M. Poutine : Netanyahu n’est pas Sarkozy !

Poutine réitère sa politique du mépris envers les dirigeants du monde.

Israël ne mange pas de ce pain-là

Ce qui est dit est dit : Netanyahu ne pouvait faire moins que de « rappeler » à qui ne les aurait pas encore entendues, ce que sont les « lignes rouges » défensives d’Israël. A ce stade, le Rubicon des flots de paroles sans lendemain est allègrement franchi et la prochaine étape ne se négociera pas, puisque Poutine comme Trump du reste, ont bien fait comprendre par leur silence face à ses récriminations que Netanyahu et Israël, sont, pour eux, hors-jeu dans le redécoupage futur de la Syrie, avec l’Iran comme second maître de ballet.

Peu après ces entretiens de Sochi, l’organe de presse du donneur d’ordres du Kremlin, la Pravda, s’est montré extrêmement acide à l’encontre du premier Ministre israélien : n’accordant aucune substance à ses menaces, la voix de son Maître décrit très sévèrement le chef de gouvernement israélien et commander-in-chief de Tsahal, comme « au bord de la panique ».

Le choix pour le moins très peu « diplomatique » des termes employés à l’égard d’une puissance certes moyenne, au niveau mondial, mais dominante sur le plan régional, et de son émissaire et dirigeant Bibi Netanyahu, incidemment ancien membre des Commando Sayeret Matkal et frère de Yoni, héros de guerre antiterroriste, mort au combat, relève stratégiquement du « contre-bluff » :

il s’agit, à froid, de démontrer que Netanyahu a, non seulement, fait chou blanc, que sa démarche n’a impressionné personne au Kremlin, mais pire, qu’il en serait ressorti « dans ses petits souliers », voire « paniqué, tremblant, pris de convulsions et de sueurs froides ». Au-delà de la tentative de déstabiliser l’homme et son public, en le tournant en ridicule, il y a aussi une contre-affirmation pleine de morgue et de menaces indirectes : « j’ai choisi mon camp », dit Poutine, l’Iran se situe dans mon axe, sert ma stratégie globale, autant que le maintien d’Assad, aux yeux de l’Occident« .

Zeev Elkin, présent lors de ce huis-clos, dément l’article de la Pravda comme une pure « Fake News » : « Ceux qui veulent continuer à écouter ce que dit la Pravda peuvent continuer à écouter ce que dit la Pravda » , a dit Elkin à Radio 103FM mardi, rejetant le récit fait par le journal de cette rencontre à huis-clos.
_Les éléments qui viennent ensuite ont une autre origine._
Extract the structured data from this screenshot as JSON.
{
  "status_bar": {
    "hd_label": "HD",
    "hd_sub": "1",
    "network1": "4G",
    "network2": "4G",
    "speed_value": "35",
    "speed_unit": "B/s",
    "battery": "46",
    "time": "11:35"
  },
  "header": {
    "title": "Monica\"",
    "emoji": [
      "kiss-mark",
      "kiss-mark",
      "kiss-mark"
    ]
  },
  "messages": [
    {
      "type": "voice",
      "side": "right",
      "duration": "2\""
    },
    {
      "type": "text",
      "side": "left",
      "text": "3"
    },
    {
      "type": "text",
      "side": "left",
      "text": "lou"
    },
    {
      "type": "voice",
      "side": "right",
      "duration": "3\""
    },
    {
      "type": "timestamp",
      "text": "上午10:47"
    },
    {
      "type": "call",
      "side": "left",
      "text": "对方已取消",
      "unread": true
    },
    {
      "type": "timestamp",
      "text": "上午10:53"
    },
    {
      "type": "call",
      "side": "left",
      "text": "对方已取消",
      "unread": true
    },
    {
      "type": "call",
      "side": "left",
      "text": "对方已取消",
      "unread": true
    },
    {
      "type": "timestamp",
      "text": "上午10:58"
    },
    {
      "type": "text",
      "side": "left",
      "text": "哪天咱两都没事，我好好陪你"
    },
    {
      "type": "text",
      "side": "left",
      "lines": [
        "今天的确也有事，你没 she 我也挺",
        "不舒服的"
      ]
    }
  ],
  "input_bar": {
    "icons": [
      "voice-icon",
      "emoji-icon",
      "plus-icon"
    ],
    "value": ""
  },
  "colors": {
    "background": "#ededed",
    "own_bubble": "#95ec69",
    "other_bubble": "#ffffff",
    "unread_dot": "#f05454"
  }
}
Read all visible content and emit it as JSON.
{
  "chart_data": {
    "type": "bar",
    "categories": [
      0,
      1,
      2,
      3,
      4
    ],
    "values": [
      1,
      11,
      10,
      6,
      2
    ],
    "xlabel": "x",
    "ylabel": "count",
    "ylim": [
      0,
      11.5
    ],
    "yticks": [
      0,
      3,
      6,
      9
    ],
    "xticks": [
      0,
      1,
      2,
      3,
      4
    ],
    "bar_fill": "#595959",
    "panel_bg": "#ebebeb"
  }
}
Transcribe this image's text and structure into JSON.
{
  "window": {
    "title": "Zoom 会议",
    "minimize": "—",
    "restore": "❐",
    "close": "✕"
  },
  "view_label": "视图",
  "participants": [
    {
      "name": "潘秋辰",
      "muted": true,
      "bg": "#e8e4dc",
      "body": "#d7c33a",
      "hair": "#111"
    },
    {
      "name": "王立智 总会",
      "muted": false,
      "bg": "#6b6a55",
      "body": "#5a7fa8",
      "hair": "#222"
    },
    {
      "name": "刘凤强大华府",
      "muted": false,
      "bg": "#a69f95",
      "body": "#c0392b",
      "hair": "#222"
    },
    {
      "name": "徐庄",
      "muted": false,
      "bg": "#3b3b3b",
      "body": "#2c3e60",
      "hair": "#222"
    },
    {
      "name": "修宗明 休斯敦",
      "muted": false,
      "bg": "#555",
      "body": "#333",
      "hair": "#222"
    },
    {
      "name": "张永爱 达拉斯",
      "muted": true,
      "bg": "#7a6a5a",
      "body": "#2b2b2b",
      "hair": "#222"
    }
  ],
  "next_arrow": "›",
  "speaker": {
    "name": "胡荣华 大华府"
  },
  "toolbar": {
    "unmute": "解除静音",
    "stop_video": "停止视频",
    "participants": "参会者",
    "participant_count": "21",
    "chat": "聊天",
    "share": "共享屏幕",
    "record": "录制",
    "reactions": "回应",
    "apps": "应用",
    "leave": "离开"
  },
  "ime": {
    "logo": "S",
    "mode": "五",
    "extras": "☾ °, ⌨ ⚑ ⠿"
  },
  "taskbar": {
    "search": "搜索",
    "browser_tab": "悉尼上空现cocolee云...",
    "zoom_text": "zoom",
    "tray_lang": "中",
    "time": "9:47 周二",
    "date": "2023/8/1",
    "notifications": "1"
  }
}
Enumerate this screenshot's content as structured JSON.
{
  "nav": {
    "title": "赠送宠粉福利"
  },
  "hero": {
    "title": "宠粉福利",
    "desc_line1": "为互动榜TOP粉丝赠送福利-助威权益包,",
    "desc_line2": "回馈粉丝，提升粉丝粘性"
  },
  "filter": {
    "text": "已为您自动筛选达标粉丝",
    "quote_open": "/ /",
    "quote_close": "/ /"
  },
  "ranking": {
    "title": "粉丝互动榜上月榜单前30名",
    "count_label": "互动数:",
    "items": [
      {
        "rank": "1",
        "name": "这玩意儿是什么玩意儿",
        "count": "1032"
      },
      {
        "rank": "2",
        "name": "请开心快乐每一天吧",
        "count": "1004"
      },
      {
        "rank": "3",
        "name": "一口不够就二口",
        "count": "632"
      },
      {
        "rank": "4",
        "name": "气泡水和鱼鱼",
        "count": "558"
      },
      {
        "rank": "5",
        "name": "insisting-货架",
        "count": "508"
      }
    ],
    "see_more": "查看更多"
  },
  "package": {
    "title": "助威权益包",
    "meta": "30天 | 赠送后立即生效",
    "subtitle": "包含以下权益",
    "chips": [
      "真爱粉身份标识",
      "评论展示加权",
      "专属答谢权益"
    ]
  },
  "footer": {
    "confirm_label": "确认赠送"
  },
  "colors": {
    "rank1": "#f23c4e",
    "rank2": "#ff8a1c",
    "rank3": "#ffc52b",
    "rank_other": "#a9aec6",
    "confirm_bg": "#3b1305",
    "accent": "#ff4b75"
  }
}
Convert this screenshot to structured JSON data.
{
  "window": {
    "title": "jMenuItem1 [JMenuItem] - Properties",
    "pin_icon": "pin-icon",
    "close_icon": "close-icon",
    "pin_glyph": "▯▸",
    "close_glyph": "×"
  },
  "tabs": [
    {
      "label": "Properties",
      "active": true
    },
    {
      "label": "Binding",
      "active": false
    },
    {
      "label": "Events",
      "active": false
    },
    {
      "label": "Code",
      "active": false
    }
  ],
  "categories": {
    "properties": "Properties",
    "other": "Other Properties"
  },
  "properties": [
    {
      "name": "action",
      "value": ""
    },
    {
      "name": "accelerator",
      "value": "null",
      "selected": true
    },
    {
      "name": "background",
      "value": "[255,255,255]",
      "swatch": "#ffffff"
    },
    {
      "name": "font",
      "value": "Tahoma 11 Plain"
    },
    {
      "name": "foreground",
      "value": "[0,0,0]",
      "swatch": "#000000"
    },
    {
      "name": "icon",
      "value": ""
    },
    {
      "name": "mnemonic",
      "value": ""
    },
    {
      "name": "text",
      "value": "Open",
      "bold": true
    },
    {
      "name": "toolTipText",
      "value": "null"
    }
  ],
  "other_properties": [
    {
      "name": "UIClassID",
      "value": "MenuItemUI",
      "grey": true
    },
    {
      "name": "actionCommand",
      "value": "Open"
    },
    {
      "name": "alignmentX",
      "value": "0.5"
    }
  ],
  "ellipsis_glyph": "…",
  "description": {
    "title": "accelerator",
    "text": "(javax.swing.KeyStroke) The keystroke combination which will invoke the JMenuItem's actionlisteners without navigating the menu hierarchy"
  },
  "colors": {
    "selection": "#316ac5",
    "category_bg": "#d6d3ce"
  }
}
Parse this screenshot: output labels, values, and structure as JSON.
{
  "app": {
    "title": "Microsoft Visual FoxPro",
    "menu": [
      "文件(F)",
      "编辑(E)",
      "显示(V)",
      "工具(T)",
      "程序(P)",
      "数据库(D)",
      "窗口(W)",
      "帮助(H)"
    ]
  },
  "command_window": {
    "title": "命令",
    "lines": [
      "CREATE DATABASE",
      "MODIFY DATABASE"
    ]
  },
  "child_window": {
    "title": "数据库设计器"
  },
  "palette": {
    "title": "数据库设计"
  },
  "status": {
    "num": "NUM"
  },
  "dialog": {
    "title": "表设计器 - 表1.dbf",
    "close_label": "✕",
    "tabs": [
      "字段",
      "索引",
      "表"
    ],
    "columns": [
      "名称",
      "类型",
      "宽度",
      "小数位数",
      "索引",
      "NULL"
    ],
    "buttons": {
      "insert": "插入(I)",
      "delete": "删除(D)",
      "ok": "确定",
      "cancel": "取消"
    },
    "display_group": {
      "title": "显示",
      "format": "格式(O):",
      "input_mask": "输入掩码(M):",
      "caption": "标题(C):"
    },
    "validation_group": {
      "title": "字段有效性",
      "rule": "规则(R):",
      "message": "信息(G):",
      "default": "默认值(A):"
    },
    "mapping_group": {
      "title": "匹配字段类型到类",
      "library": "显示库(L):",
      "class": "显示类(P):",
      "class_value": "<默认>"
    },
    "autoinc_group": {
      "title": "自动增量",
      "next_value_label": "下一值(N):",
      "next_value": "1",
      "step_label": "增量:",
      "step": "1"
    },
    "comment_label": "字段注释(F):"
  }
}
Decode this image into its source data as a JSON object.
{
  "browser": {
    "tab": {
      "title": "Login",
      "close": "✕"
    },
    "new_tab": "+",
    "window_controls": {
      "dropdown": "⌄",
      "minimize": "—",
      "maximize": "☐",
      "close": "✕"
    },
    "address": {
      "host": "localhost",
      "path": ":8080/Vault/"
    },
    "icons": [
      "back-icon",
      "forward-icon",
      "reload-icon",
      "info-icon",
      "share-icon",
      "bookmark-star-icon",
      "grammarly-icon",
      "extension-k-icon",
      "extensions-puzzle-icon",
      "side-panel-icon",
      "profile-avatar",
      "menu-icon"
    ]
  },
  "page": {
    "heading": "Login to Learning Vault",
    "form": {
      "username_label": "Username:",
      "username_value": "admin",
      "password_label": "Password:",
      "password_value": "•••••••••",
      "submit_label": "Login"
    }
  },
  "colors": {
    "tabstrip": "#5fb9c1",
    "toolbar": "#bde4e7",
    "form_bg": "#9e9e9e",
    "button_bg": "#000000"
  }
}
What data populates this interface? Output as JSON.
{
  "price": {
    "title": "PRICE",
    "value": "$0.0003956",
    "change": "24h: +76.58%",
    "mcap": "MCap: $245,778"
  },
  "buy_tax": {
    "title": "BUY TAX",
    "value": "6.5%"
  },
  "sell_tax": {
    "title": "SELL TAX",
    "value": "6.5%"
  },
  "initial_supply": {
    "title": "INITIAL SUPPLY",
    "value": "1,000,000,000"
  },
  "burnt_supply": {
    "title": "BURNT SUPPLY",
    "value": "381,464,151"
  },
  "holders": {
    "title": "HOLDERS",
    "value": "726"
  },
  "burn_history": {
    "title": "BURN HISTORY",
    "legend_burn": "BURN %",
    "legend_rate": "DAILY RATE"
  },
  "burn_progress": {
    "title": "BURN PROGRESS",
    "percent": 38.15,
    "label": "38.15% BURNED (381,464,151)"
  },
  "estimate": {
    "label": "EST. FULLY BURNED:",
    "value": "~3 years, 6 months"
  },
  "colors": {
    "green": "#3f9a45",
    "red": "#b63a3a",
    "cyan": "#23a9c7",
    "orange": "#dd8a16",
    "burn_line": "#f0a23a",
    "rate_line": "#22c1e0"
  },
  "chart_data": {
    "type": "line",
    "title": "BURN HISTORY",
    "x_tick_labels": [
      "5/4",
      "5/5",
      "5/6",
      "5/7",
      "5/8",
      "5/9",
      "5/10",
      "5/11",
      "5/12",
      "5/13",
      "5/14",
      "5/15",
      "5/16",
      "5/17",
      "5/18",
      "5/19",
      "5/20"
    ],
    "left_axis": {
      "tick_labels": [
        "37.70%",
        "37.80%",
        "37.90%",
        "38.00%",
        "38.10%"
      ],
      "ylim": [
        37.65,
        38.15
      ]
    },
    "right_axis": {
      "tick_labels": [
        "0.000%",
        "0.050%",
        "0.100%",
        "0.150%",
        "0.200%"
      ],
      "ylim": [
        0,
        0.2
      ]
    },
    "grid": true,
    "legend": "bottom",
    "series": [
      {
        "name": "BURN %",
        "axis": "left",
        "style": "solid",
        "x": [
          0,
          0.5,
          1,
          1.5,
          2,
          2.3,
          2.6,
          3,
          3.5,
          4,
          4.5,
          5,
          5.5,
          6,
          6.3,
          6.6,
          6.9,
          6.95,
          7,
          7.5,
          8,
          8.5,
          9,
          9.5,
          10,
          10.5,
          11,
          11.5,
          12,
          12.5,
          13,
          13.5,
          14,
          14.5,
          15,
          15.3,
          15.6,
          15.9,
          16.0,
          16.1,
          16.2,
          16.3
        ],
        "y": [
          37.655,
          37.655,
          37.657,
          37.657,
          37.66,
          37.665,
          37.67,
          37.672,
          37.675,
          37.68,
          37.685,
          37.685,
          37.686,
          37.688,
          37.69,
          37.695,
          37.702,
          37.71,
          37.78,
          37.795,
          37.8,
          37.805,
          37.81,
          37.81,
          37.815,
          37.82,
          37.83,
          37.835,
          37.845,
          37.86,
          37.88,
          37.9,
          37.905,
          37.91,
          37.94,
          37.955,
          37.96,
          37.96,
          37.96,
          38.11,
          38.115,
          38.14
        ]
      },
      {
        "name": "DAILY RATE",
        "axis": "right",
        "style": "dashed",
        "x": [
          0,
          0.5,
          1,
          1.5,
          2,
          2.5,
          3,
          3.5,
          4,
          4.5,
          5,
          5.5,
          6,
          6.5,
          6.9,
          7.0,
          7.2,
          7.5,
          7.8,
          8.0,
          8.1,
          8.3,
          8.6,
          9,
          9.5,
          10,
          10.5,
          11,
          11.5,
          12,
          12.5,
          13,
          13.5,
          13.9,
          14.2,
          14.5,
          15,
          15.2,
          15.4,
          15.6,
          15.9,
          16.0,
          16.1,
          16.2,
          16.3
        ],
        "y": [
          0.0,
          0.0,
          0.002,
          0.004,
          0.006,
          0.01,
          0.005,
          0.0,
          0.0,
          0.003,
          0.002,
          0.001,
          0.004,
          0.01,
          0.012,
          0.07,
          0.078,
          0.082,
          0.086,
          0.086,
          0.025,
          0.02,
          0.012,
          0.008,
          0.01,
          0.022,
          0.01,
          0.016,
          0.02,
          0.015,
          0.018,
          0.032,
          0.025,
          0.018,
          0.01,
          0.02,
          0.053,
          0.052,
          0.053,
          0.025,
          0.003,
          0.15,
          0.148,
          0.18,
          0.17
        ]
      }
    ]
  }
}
Il a précisé qu’il était inexact et non-sourcé, et a affirmé que les faits énoncés relevaient plutôt de spéculations sans fondement de son auteur. Il n’emèche, dira t-on, il n’y a rien en Réussie, qui puisse sortir dans la presse tout-à-fait au hasard ou à l’humeur du journaliste. Celaémane bien de quelque part et sert des intérêts directement liés à la vision de Poutine…

Poutine choisit donc de refaire à Netanyahu ce qu’on croit être le coup de 2007 contre Sarkozy, où, selon le journaliste Nicolas Hénin, l’ancien Cerbère du FSB aurait menacé « d’écraser » le Président français et l’Hexagone dans le même souffle : « C’est bon, tu as fini là?’ […] Alors je vais t’expliquer. Tu vois, ton pays il est comme ça [en faisant un geste avec ses mains], le mien il est comme ça [en écartant les bras]’ », raconte le journaliste, en évoquant ensuite la menace de Poutine : « Tu continues sur ce ton et je t’écrase. » [rapport de Hénin, Jean-David Levitte -Sherpa- et d’autres, dont le journaliste Michaël Darmon, mettant le stress du petit Nicolas au cœur d’artichaut sur le contexte de la rupture avec Cécilia-  et contredisant cette version, en rappelant même un ton badin pour parler de l’addiction aux chocolats].